Peşmerge bize alan bıraktı
Barzani'ye bağlı Peşmerge güçleri özellikle Irak'ın kuzeyinde, Türkiye'nin askeri üstlerinin bulunduğu bölgelerin çevresini boşalttı. Bu bölgelerde Türkiye'nin daha rahat hareket etmesine destek oldu. İçerde Türk askeri konvoyları daha rahat manevra, hareket etmeye başladı.
Mesud Barzani döneminde silahlandırılan, eğitim verilen Suriyeli Kürtler'in, Suriye peşmergelerinin tekrar Suriye'ye gönderilmesi konusunda açıklamalar basına yansıdı. Bu açıklamalar da bölücü örgütte ciddi rahatsızlığa neden oldu.
Diyar Garip'in ölümü travma yarattı
Kandil'de terör örgütü PKK'nın en üst düzey isimleri arasında bulunan Diyar Garip Muhammed'in öldürülmesi PKK'da travmaya neden oldu. Türkiye tarafından bu teröristin etkisiz hale getirilmesi gerçekten çok önemli bir olaydır. Bu olayın ardından terör örgütü sözde lider kadrosunun darbe aldığını gördü ve intikam çığlıkları atmaya başladı.

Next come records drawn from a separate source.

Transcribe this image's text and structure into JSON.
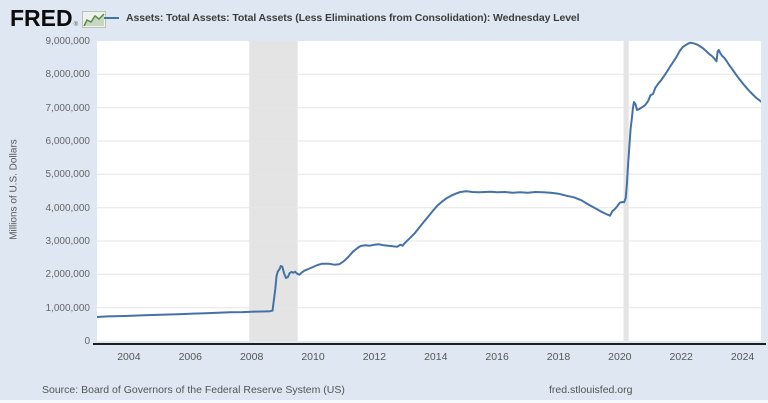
{
  "header": {
    "logo_text": "FRED",
    "logo_registered": "®",
    "legend_label": "Assets: Total Assets: Total Assets (Less Eliminations from Consolidation): Wednesday Level"
  },
  "y_axis": {
    "title": "Millions of U.S. Dollars"
  },
  "footer": {
    "source": "Source: Board of Governors of the Federal Reserve System (US)",
    "site": "fred.stlouisfed.org"
  },
  "colors": {
    "line": "#4472a7",
    "background": "#dfe8f2",
    "plot_background": "#ffffff",
    "gridline": "#e6e6e6",
    "recession_band": "#e4e4e4",
    "axis_line": "#1f1f1f",
    "logo_icon_green": "#5d8a46",
    "logo_icon_fill": "#c7d8c2",
    "tick_label": "#666666"
  },
  "chart_data": {
    "type": "line",
    "title": "Assets: Total Assets: Total Assets (Less Eliminations from Consolidation): Wednesday Level",
    "xlabel": "",
    "ylabel": "Millions of U.S. Dollars",
    "xlim": [
      2002.96,
      2024.6
    ],
    "ylim": [
      0,
      9000000
    ],
    "x_ticks": [
      2004,
      2006,
      2008,
      2010,
      2012,
      2014,
      2016,
      2018,
      2020,
      2022,
      2024
    ],
    "y_ticks": [
      0,
      1000000,
      2000000,
      3000000,
      4000000,
      5000000,
      6000000,
      7000000,
      8000000,
      9000000
    ],
    "grid": "horizontal",
    "legend_position": "top",
    "recessions": [
      {
        "start": 2007.92,
        "end": 2009.5
      },
      {
        "start": 2020.12,
        "end": 2020.29
      }
    ],
    "series": [
      {
        "name": "Assets: Total Assets: Total Assets (Less Eliminations from Consolidation): Wednesday Level",
        "units": "Millions of U.S. Dollars",
        "points": [
          [
            2002.96,
            720000
          ],
          [
            2003.3,
            737000
          ],
          [
            2003.7,
            748000
          ],
          [
            2004.1,
            760000
          ],
          [
            2004.5,
            772000
          ],
          [
            2004.9,
            783000
          ],
          [
            2005.3,
            795000
          ],
          [
            2005.7,
            808000
          ],
          [
            2006.1,
            822000
          ],
          [
            2006.5,
            833000
          ],
          [
            2006.9,
            850000
          ],
          [
            2007.3,
            860000
          ],
          [
            2007.7,
            868000
          ],
          [
            2008.0,
            878000
          ],
          [
            2008.35,
            884000
          ],
          [
            2008.6,
            895000
          ],
          [
            2008.68,
            910000
          ],
          [
            2008.73,
            1250000
          ],
          [
            2008.77,
            1560000
          ],
          [
            2008.81,
            1940000
          ],
          [
            2008.85,
            2080000
          ],
          [
            2008.91,
            2160000
          ],
          [
            2008.95,
            2250000
          ],
          [
            2009.0,
            2230000
          ],
          [
            2009.06,
            2020000
          ],
          [
            2009.12,
            1890000
          ],
          [
            2009.18,
            1920000
          ],
          [
            2009.24,
            2040000
          ],
          [
            2009.3,
            2070000
          ],
          [
            2009.36,
            2050000
          ],
          [
            2009.42,
            2080000
          ],
          [
            2009.48,
            2020000
          ],
          [
            2009.56,
            1990000
          ],
          [
            2009.64,
            2060000
          ],
          [
            2009.72,
            2110000
          ],
          [
            2009.85,
            2160000
          ],
          [
            2010.0,
            2220000
          ],
          [
            2010.15,
            2280000
          ],
          [
            2010.3,
            2320000
          ],
          [
            2010.5,
            2320000
          ],
          [
            2010.7,
            2290000
          ],
          [
            2010.85,
            2300000
          ],
          [
            2011.0,
            2390000
          ],
          [
            2011.15,
            2520000
          ],
          [
            2011.3,
            2680000
          ],
          [
            2011.45,
            2790000
          ],
          [
            2011.55,
            2850000
          ],
          [
            2011.7,
            2870000
          ],
          [
            2011.85,
            2860000
          ],
          [
            2012.0,
            2890000
          ],
          [
            2012.15,
            2900000
          ],
          [
            2012.3,
            2870000
          ],
          [
            2012.45,
            2860000
          ],
          [
            2012.6,
            2840000
          ],
          [
            2012.75,
            2830000
          ],
          [
            2012.85,
            2890000
          ],
          [
            2012.92,
            2860000
          ],
          [
            2013.0,
            2950000
          ],
          [
            2013.15,
            3080000
          ],
          [
            2013.3,
            3220000
          ],
          [
            2013.45,
            3390000
          ],
          [
            2013.6,
            3560000
          ],
          [
            2013.75,
            3730000
          ],
          [
            2013.9,
            3900000
          ],
          [
            2014.05,
            4060000
          ],
          [
            2014.2,
            4180000
          ],
          [
            2014.35,
            4280000
          ],
          [
            2014.5,
            4360000
          ],
          [
            2014.65,
            4420000
          ],
          [
            2014.8,
            4470000
          ],
          [
            2015.0,
            4490000
          ],
          [
            2015.2,
            4470000
          ],
          [
            2015.4,
            4460000
          ],
          [
            2015.6,
            4470000
          ],
          [
            2015.8,
            4480000
          ],
          [
            2016.0,
            4460000
          ],
          [
            2016.25,
            4470000
          ],
          [
            2016.5,
            4450000
          ],
          [
            2016.75,
            4460000
          ],
          [
            2017.0,
            4450000
          ],
          [
            2017.25,
            4470000
          ],
          [
            2017.5,
            4460000
          ],
          [
            2017.75,
            4450000
          ],
          [
            2018.0,
            4420000
          ],
          [
            2018.25,
            4360000
          ],
          [
            2018.5,
            4310000
          ],
          [
            2018.75,
            4220000
          ],
          [
            2019.0,
            4080000
          ],
          [
            2019.2,
            3980000
          ],
          [
            2019.4,
            3880000
          ],
          [
            2019.55,
            3810000
          ],
          [
            2019.68,
            3760000
          ],
          [
            2019.76,
            3900000
          ],
          [
            2019.84,
            3960000
          ],
          [
            2019.92,
            4050000
          ],
          [
            2020.0,
            4150000
          ],
          [
            2020.08,
            4170000
          ],
          [
            2020.14,
            4160000
          ],
          [
            2020.19,
            4290000
          ],
          [
            2020.23,
            4700000
          ],
          [
            2020.27,
            5300000
          ],
          [
            2020.31,
            5860000
          ],
          [
            2020.35,
            6370000
          ],
          [
            2020.39,
            6660000
          ],
          [
            2020.43,
            7010000
          ],
          [
            2020.46,
            7170000
          ],
          [
            2020.51,
            7100000
          ],
          [
            2020.56,
            6930000
          ],
          [
            2020.63,
            6960000
          ],
          [
            2020.72,
            7010000
          ],
          [
            2020.82,
            7070000
          ],
          [
            2020.92,
            7200000
          ],
          [
            2021.0,
            7370000
          ],
          [
            2021.08,
            7410000
          ],
          [
            2021.16,
            7600000
          ],
          [
            2021.25,
            7720000
          ],
          [
            2021.35,
            7830000
          ],
          [
            2021.45,
            7960000
          ],
          [
            2021.55,
            8100000
          ],
          [
            2021.65,
            8250000
          ],
          [
            2021.75,
            8390000
          ],
          [
            2021.85,
            8530000
          ],
          [
            2021.95,
            8700000
          ],
          [
            2022.05,
            8820000
          ],
          [
            2022.15,
            8880000
          ],
          [
            2022.25,
            8930000
          ],
          [
            2022.3,
            8950000
          ],
          [
            2022.4,
            8930000
          ],
          [
            2022.5,
            8900000
          ],
          [
            2022.6,
            8850000
          ],
          [
            2022.7,
            8790000
          ],
          [
            2022.8,
            8710000
          ],
          [
            2022.9,
            8620000
          ],
          [
            2023.0,
            8550000
          ],
          [
            2023.08,
            8470000
          ],
          [
            2023.15,
            8390000
          ],
          [
            2023.19,
            8690000
          ],
          [
            2023.22,
            8730000
          ],
          [
            2023.27,
            8640000
          ],
          [
            2023.33,
            8560000
          ],
          [
            2023.4,
            8500000
          ],
          [
            2023.48,
            8400000
          ],
          [
            2023.56,
            8280000
          ],
          [
            2023.65,
            8170000
          ],
          [
            2023.75,
            8040000
          ],
          [
            2023.85,
            7910000
          ],
          [
            2023.95,
            7790000
          ],
          [
            2024.05,
            7680000
          ],
          [
            2024.15,
            7570000
          ],
          [
            2024.25,
            7470000
          ],
          [
            2024.35,
            7380000
          ],
          [
            2024.45,
            7290000
          ],
          [
            2024.55,
            7220000
          ],
          [
            2024.6,
            7180000
          ]
        ]
      }
    ]
  }
}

Saldırının küresel aktörleri
Erbil saldırısının küresel boyutuna bakacak olursak; Türkiye'nin Irak'taki etkinliği ve faaliyetinin artmasıyla birlikte, Doğu Akdeniz'deki gerilim, Suriye meselesi; tüm bu alanlarda Türkiye'nin karşısında hangi ülkelerin durduğunu hepimiz biliyoruz. Irak'ta Türkiye'nin alanını daraltmaya çalışan güçlerin de saldırının perde arkasında olması gayet mümkün
İstikrarsızlaştırma dalgasına dikkat
Son dönemde Türkiye'nin yaptığı hamle ve ataklara bağlı olarak bize karşı istikrarsızlaştırma dalgası yaratılmaya çalışılıyor ve bunu görmek gerekiyor. Bu süreçte milletçe dikkatli, dirençli ve uyanık olmaktan başka da bir yol bulunmuyor.